The date-stall owner, an old man named Salatis, pointed to where the man had disappeared. Two of the medjay tore after him. The clank of their weapons echoed down the alley and disappeared.
The third medjay stood catching his breath. He was unarmed, but his gleaming insignia marked him as important, and his fists looked big enough to crush several thieves at once. The running had winded him. Zet wondered how long they'd kept up the chase.
The medjay mopped sweat from his dark face.

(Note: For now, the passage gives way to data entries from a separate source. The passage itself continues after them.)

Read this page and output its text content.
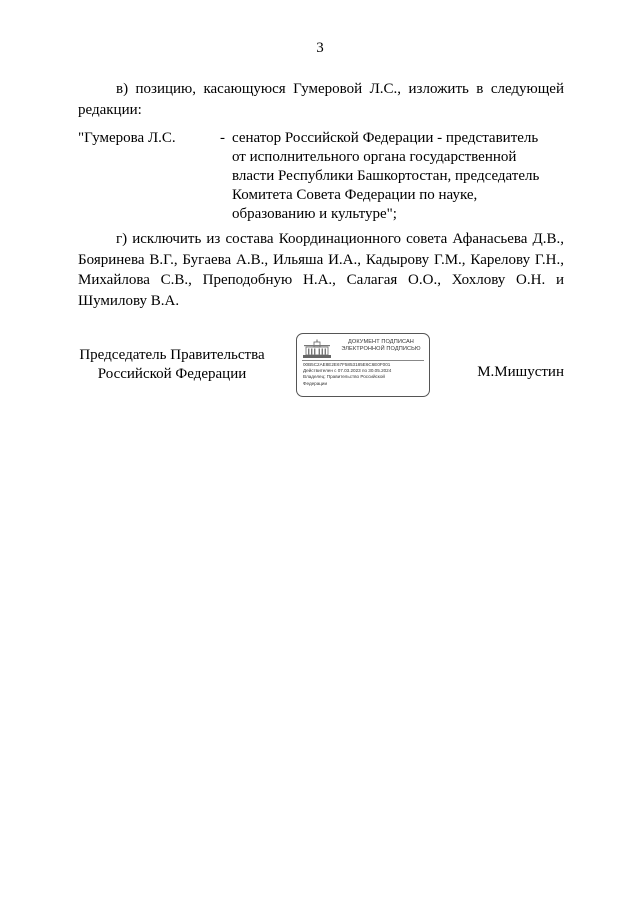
3
в) позицию, касающуюся Гумеровой Л.С., изложить в следующей редакции:
"Гумерова Л.С.	- сенатор Российской Федерации - представитель
от исполнительного органа государственной
власти Республики Башкортостан, председатель
Комитета Совета Федерации по науке,
образованию и культуре";
г) исключить из состава Координационного совета Афанасьева Д.В., Бояринева В.Г., Бугаева А.В., Ильяша И.А., Кадырову Г.М., Карелову Г.Н., Михайлова С.В., Преподобную Н.А., Салагая О.О., Хохлову О.Н. и Шумилову В.А.
Председатель Правительства
Российской Федерации
ДОКУМЕНТ ПОДПИСАН
ЭЛЕКТРОННОЙ ПОДПИСЬЮ
00B5C2AE8E2E67F5853185E6C6E0F001
Действителен с 07.03.2023 по 30.05.2024
Владелец: Правительство Российской
Федерации
М.Мишустин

He bent and picked up one of the fallen baskets and handed it to Salatis.
"I'd like to ask you a few questions," the medjay said, his voice deep and rumbling.
"Why?" Salatis said.
"I wondered if you recognized the man," the medjay said.
"Me?" Salatis said, in almost a shriek.
Zet rolled his eyes. It’s not like Salatis was in trouble. Still, no one wanted to be associated with thieves. That much Zet agreed with. You might get your hands cut off, or worse, your head.
"Maybe you'd sold dates to him before," the medjay said.
"How would I know?" Salatis said. "He was here and gone. And I don't remember my customers."
The medjay hooked his thumb into his kilt. "I'm not accusing you of anything, vendor. I just want some help here. Did you see his face?"
"All I saw were my dates, flying. Look at them!"
The medjay looked at the dates scattered in the dust.
"I can’t barter them now, can I? Who’s going to pay for this waste?"
Kat nudged her brother and whispered, "Look at Salatis, piling them into that reed basket. He’s going to barter them anyway, isn’t he? Even though they’re all dirty!"
Zet nodded, wrinkling his nose.
The medjay's face turned red. He stepped up to Salatis and grabbed him by the collar of his dirty tunic. "Stop that. Show some respect when an officer’s questioning you."
"I’m a victim here!"
"And I’m trying to do my job. I'd appreciate your cooperation. This is no ordinary thief we're hunting."
"They never are," Salatis snapped.
The medjay sighed and looked skyward. He reached into a pouch and pulled out a coin. "There’s a deben of copper in it," he said, holding the shiny piece of metal to the light.
At this, Zet started. A deben of copper? The medjay was willing to pay? He shoved the plate he’d saved into Kat’s arms, much to her surprise. Then he sprinted across the hot paving stones toward the officer.